Dr. Karl Lauterbach, a professor of epidemiology in Germany, has suggested that Omicron may bring us closer to the end of the pandemic. How could a VOC possibly do this? At this point, all signs point to Omicron being less severe and lethal than previous variants, meaning it might be optimized to be infectious (a common evolutionary path for respiratory viruses). If this is the case, all of the mutations were quite likely related to transmissibility because viruses tend to mutate in only one of three directions: severity, transmissibility, and immune escape.

If Omicron is indeed more transmissible and less severe, this means we may all eventually be exposed. And if we are, we will recover using our optimized immune systems supported by safe and effective treatments. Overcoming the mild infection will then confer immunity for variants to come.

But maybe Omicron hasn’t mutated to be more transmissible. Why then are reported symptoms mild? Predominantly mild cases might be signaling that immunity is working, despite the mutations.

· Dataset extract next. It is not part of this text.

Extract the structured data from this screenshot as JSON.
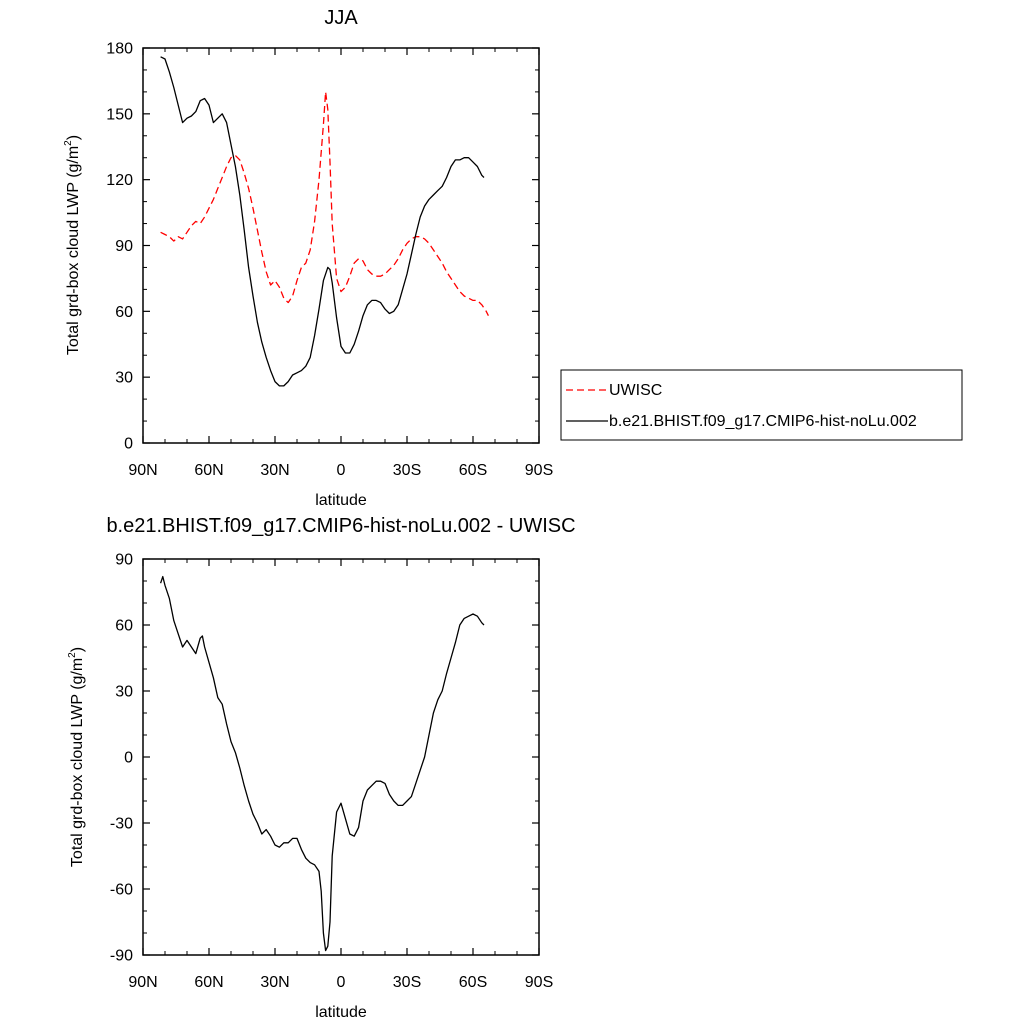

Regardless of how exactly Omicron has mutated and how it is spreading, the one thing we do know is that it is too early for experts to truly understand the situation. The majority of reporting right now is pure speculation and scaremongering, despite the potential positives we have addressed above.

The takeaway

There is currently no evidence to suggest that the new Omicron variant is any cause for alarm. Mutations are normal and the human immune system is capable of dealing with them. If you already have immunity to Covid 19, whether natural or via inoculation, there is no reason to believe that this variant could escape it. Either way, the best thing you can do for your health – at all times and not just during a pandemic – is to support your immune system and live in a way that supports your overall well-being. 

The press and even government spokespeople often paint a bleak picture where humans are helpless victims with no ability to fight back. This could not be further from the truth. Covid-19 remains a treatable disease with a high recovery rate of over 99.9%. The vast majority of people have a finely honed immune system with an extraordinary ability to vanquish any threat. The emergence of a new variant does not change that.

Rather than fear and panic, which depress immunity, let’s spread hope and strengthen our defenses with positivity.